A hodgepodge of fixes blossomed after the riots. Some were sappy. Eventually, civic commitment to even many strong ones waned--but not the poverty, unemployment and other ills that help push young men and women into gangs.

Tuesday, Los Angeles Mayor James K. Hahn plans to try again, announcing a major anti-gang initiative that he says will include prevention and jobs along with law enforcement. This sort of comprehensive approach can work--if accompanied by a reliable flow of money and a forceful leader with the guts to promptly scrap any program that doesn't pull its weight, no matter how well-intentioned, slickly promoted or tied to the politically connected it may be.
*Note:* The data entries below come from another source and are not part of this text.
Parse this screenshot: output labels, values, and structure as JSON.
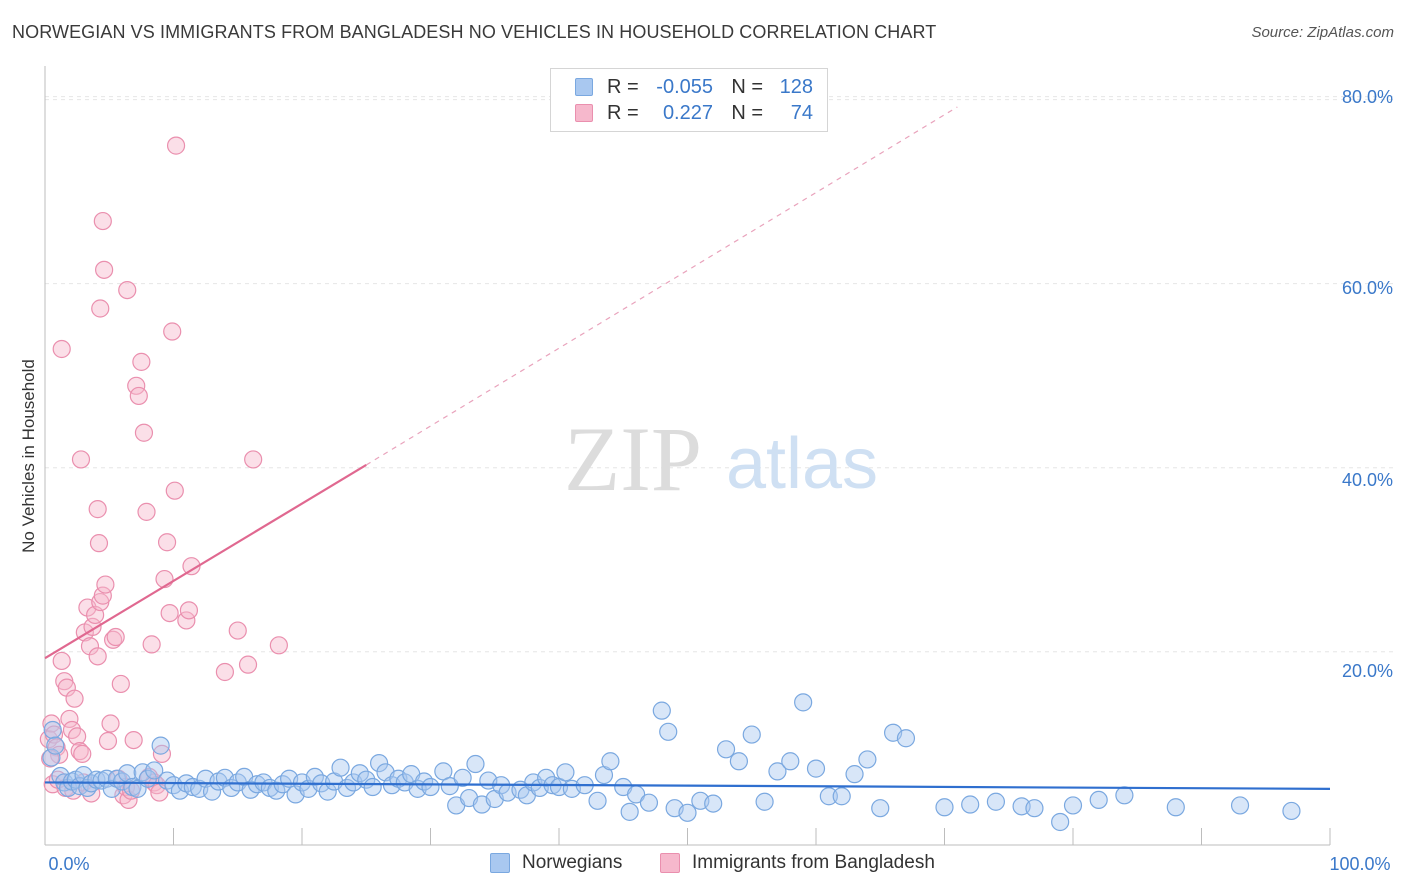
{
  "title": "NORWEGIAN VS IMMIGRANTS FROM BANGLADESH NO VEHICLES IN HOUSEHOLD CORRELATION CHART",
  "source": "Source: ZipAtlas.com",
  "watermark": {
    "zip": "ZIP",
    "atlas": "atlas"
  },
  "colors": {
    "blue_fill": "#a9c8f0",
    "blue_stroke": "#7aa8e0",
    "blue_line": "#2f6fcf",
    "pink_fill": "#f6b8cc",
    "pink_stroke": "#ea8fae",
    "pink_line": "#e06890",
    "axis_label": "#3a78c9",
    "grid": "#e6e6e6"
  },
  "legend": {
    "rows": [
      {
        "r_label": "R =",
        "r_value": "-0.055",
        "n_label": "N =",
        "n_value": "128",
        "color": "blue"
      },
      {
        "r_label": "R =",
        "r_value": "0.227",
        "n_label": "N =",
        "n_value": "74",
        "color": "pink"
      }
    ]
  },
  "bottom_legend": [
    {
      "label": "Norwegians",
      "color": "blue"
    },
    {
      "label": "Immigrants from Bangladesh",
      "color": "pink"
    }
  ],
  "chart_data": {
    "type": "scatter",
    "title": "NORWEGIAN VS IMMIGRANTS FROM BANGLADESH NO VEHICLES IN HOUSEHOLD CORRELATION CHART",
    "xlabel": "",
    "ylabel": "No Vehicles in Household",
    "xlim": [
      0,
      100
    ],
    "ylim": [
      -1,
      83
    ],
    "x_tick_labels": [
      {
        "value": 0,
        "label": "0.0%"
      },
      {
        "value": 100,
        "label": "100.0%"
      }
    ],
    "y_ticks": [
      {
        "value": 20,
        "label": "20.0%"
      },
      {
        "value": 40,
        "label": "40.0%"
      },
      {
        "value": 60,
        "label": "60.0%"
      },
      {
        "value": 80,
        "label": "80.0%"
      }
    ],
    "x_minor_ticks": [
      0,
      10,
      20,
      30,
      40,
      50,
      60,
      70,
      80,
      90,
      100
    ],
    "grid": true,
    "series": [
      {
        "name": "Norwegians",
        "color": "blue",
        "r": -0.055,
        "n": 128,
        "trend": {
          "x0": 0,
          "y0": 5.8,
          "x1": 100,
          "y1": 5.1
        },
        "points": [
          [
            0.5,
            8.5
          ],
          [
            0.6,
            11.5
          ],
          [
            0.8,
            9.8
          ],
          [
            1.2,
            6.5
          ],
          [
            1.5,
            5.8
          ],
          [
            1.8,
            5.2
          ],
          [
            2.1,
            5.9
          ],
          [
            2.4,
            6.1
          ],
          [
            2.7,
            5.4
          ],
          [
            3.0,
            6.6
          ],
          [
            3.3,
            5.2
          ],
          [
            3.6,
            5.7
          ],
          [
            4.0,
            6.1
          ],
          [
            4.4,
            6.0
          ],
          [
            4.8,
            6.2
          ],
          [
            5.2,
            5.1
          ],
          [
            5.6,
            6.2
          ],
          [
            6.0,
            5.9
          ],
          [
            6.4,
            6.8
          ],
          [
            6.8,
            5.3
          ],
          [
            7.2,
            5.1
          ],
          [
            7.6,
            6.9
          ],
          [
            8.0,
            6.2
          ],
          [
            8.5,
            7.1
          ],
          [
            9.0,
            9.8
          ],
          [
            9.5,
            6.0
          ],
          [
            10.0,
            5.5
          ],
          [
            10.5,
            4.9
          ],
          [
            11.0,
            5.7
          ],
          [
            11.5,
            5.3
          ],
          [
            12.0,
            5.1
          ],
          [
            12.5,
            6.2
          ],
          [
            13.0,
            4.8
          ],
          [
            13.5,
            5.9
          ],
          [
            14.0,
            6.3
          ],
          [
            14.5,
            5.2
          ],
          [
            15.0,
            5.8
          ],
          [
            15.5,
            6.4
          ],
          [
            16.0,
            5.0
          ],
          [
            16.5,
            5.6
          ],
          [
            17.0,
            5.8
          ],
          [
            17.5,
            5.2
          ],
          [
            18.0,
            4.9
          ],
          [
            18.5,
            5.6
          ],
          [
            19.0,
            6.2
          ],
          [
            19.5,
            4.5
          ],
          [
            20.0,
            5.8
          ],
          [
            20.5,
            5.1
          ],
          [
            21.0,
            6.4
          ],
          [
            21.5,
            5.7
          ],
          [
            22.0,
            4.8
          ],
          [
            22.5,
            5.9
          ],
          [
            23.0,
            7.4
          ],
          [
            23.5,
            5.2
          ],
          [
            24.0,
            5.8
          ],
          [
            24.5,
            6.8
          ],
          [
            25.0,
            6.1
          ],
          [
            25.5,
            5.3
          ],
          [
            26.0,
            7.9
          ],
          [
            26.5,
            6.9
          ],
          [
            27.0,
            5.5
          ],
          [
            27.5,
            6.2
          ],
          [
            28.0,
            5.8
          ],
          [
            28.5,
            6.7
          ],
          [
            29.0,
            5.1
          ],
          [
            29.5,
            5.9
          ],
          [
            30.0,
            5.3
          ],
          [
            31.0,
            7.0
          ],
          [
            31.5,
            5.4
          ],
          [
            32.0,
            3.3
          ],
          [
            32.5,
            6.3
          ],
          [
            33.0,
            4.1
          ],
          [
            33.5,
            7.8
          ],
          [
            34.0,
            3.4
          ],
          [
            34.5,
            6.0
          ],
          [
            35.0,
            4.0
          ],
          [
            35.5,
            5.5
          ],
          [
            36.0,
            4.7
          ],
          [
            37.0,
            5.0
          ],
          [
            37.5,
            4.4
          ],
          [
            38.0,
            5.8
          ],
          [
            38.5,
            5.2
          ],
          [
            39.0,
            6.3
          ],
          [
            39.5,
            5.5
          ],
          [
            40.0,
            5.3
          ],
          [
            40.5,
            6.9
          ],
          [
            41.0,
            5.1
          ],
          [
            42.0,
            5.5
          ],
          [
            43.0,
            3.8
          ],
          [
            43.5,
            6.6
          ],
          [
            44.0,
            8.1
          ],
          [
            45.0,
            5.3
          ],
          [
            45.5,
            2.6
          ],
          [
            46.0,
            4.5
          ],
          [
            47.0,
            3.6
          ],
          [
            48.0,
            13.6
          ],
          [
            48.5,
            11.3
          ],
          [
            49.0,
            3.0
          ],
          [
            50.0,
            2.5
          ],
          [
            51.0,
            3.8
          ],
          [
            52.0,
            3.5
          ],
          [
            53.0,
            9.4
          ],
          [
            54.0,
            8.1
          ],
          [
            55.0,
            11.0
          ],
          [
            56.0,
            3.7
          ],
          [
            57.0,
            7.0
          ],
          [
            58.0,
            8.1
          ],
          [
            59.0,
            14.5
          ],
          [
            60.0,
            7.3
          ],
          [
            61.0,
            4.3
          ],
          [
            62.0,
            4.3
          ],
          [
            63.0,
            6.7
          ],
          [
            64.0,
            8.3
          ],
          [
            65.0,
            3.0
          ],
          [
            66.0,
            11.2
          ],
          [
            67.0,
            10.6
          ],
          [
            70.0,
            3.1
          ],
          [
            72.0,
            3.4
          ],
          [
            74.0,
            3.7
          ],
          [
            76.0,
            3.2
          ],
          [
            77.0,
            3.0
          ],
          [
            79.0,
            1.5
          ],
          [
            80.0,
            3.3
          ],
          [
            82.0,
            3.9
          ],
          [
            84.0,
            4.4
          ],
          [
            88.0,
            3.1
          ],
          [
            93.0,
            3.3
          ],
          [
            97.0,
            2.7
          ]
        ]
      },
      {
        "name": "Immigrants from Bangladesh",
        "color": "pink",
        "r": 0.227,
        "n": 74,
        "trend_solid": {
          "x0": 0,
          "y0": 19.3,
          "x1": 25,
          "y1": 40.3
        },
        "trend_dashed": {
          "x0": 25,
          "y0": 40.3,
          "x1": 71,
          "y1": 79.2
        },
        "points": [
          [
            0.3,
            10.5
          ],
          [
            0.5,
            12.2
          ],
          [
            0.7,
            11.0
          ],
          [
            0.9,
            9.6
          ],
          [
            1.1,
            8.8
          ],
          [
            1.3,
            19.0
          ],
          [
            1.5,
            16.8
          ],
          [
            1.7,
            16.1
          ],
          [
            1.9,
            12.7
          ],
          [
            2.1,
            11.5
          ],
          [
            2.3,
            14.9
          ],
          [
            2.5,
            10.8
          ],
          [
            2.7,
            9.2
          ],
          [
            2.9,
            8.9
          ],
          [
            3.1,
            22.1
          ],
          [
            3.3,
            24.8
          ],
          [
            3.5,
            20.6
          ],
          [
            3.7,
            22.7
          ],
          [
            3.9,
            24.0
          ],
          [
            4.1,
            19.5
          ],
          [
            4.3,
            25.4
          ],
          [
            4.5,
            26.1
          ],
          [
            4.7,
            27.3
          ],
          [
            4.9,
            10.3
          ],
          [
            5.1,
            12.2
          ],
          [
            5.3,
            21.3
          ],
          [
            5.5,
            21.6
          ],
          [
            5.7,
            6.2
          ],
          [
            5.9,
            16.5
          ],
          [
            6.1,
            4.4
          ],
          [
            6.3,
            5.3
          ],
          [
            6.5,
            3.9
          ],
          [
            6.7,
            4.9
          ],
          [
            6.9,
            10.4
          ],
          [
            7.1,
            48.9
          ],
          [
            7.3,
            47.8
          ],
          [
            7.5,
            51.5
          ],
          [
            7.7,
            43.8
          ],
          [
            7.9,
            35.2
          ],
          [
            8.1,
            6.4
          ],
          [
            8.3,
            20.8
          ],
          [
            8.5,
            5.8
          ],
          [
            8.7,
            5.5
          ],
          [
            8.9,
            4.7
          ],
          [
            9.1,
            8.9
          ],
          [
            9.3,
            27.9
          ],
          [
            9.5,
            31.9
          ],
          [
            9.7,
            24.2
          ],
          [
            9.9,
            54.8
          ],
          [
            10.1,
            37.5
          ],
          [
            2.8,
            40.9
          ],
          [
            1.3,
            52.9
          ],
          [
            4.1,
            35.5
          ],
          [
            4.2,
            31.8
          ],
          [
            4.3,
            57.3
          ],
          [
            4.5,
            66.8
          ],
          [
            4.6,
            61.5
          ],
          [
            6.4,
            59.3
          ],
          [
            10.2,
            75.0
          ],
          [
            11.0,
            23.4
          ],
          [
            11.2,
            24.5
          ],
          [
            11.4,
            29.3
          ],
          [
            14.0,
            17.8
          ],
          [
            15.0,
            22.3
          ],
          [
            15.8,
            18.6
          ],
          [
            16.2,
            40.9
          ],
          [
            18.2,
            20.7
          ],
          [
            0.6,
            5.6
          ],
          [
            1.0,
            6.1
          ],
          [
            1.6,
            5.2
          ],
          [
            2.2,
            4.9
          ],
          [
            3.0,
            5.8
          ],
          [
            3.6,
            4.6
          ],
          [
            0.4,
            8.4
          ]
        ]
      }
    ]
  },
  "axis_labels": {
    "y_title": "No Vehicles in Household",
    "x_left": "0.0%",
    "x_right": "100.0%",
    "y_20": "20.0%",
    "y_40": "40.0%",
    "y_60": "60.0%",
    "y_80": "80.0%"
  }
}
Hahn has already shown that he recognizes that standing up to gangs in parks is of particular importance. Parks are places for good kids to giggle on swings, bond at neighborhood barbecues and engage in the sort of activities that are antidotes to a life of crime. But that can happen only if they are safe.

Los Angeles has just 35 unarmed park rangers spread across 375 parks and recreation centers. Hahn has called for creating a park police unit within the LAPD similar to the one that patrols buses and subways. The LAPD says officers already work closely with park rangers and that reassignment would mean cutting back on patrols elsewhere.

We don't think the mayor should micromanage the Police Department, but the bloodshed in the parks has to stop, and, one way or another, that means more cops there more often.

We also hope that his plan recognizes city Parks Director Ellen Oppenheim's ideas. She wants to enlist neighbors in a "Parks Watch" program modeled on Neighborhood Watch and to train recreation center staff members to recognize signs that gang rivalries are heating up.

Police say Anthony Ramirez died after an 18-year-old gang member and his teenage accomplices, who had been kicked off the Trinity Recreation Center basketball court by a rival gang, responded to that disrespect with a semiautomatic handgun and a shotgun.

When an 8-year-old dies because selfish young men are squabbling over who gets to shoot hoops, the problem lies three or four steps back. What happened to those boys' families? Where was the boys club that could have used sweat-drenched games of five-a-side to teach conflict resolution?

Until every part of this sprawling village accepts responsibility, schools and streets won't be safe. And parks will have bloodstains, like those where Anthony fell, a spot now hallowed by neighborhood offerings of calla lilies, candles and a cherry-red fire truck.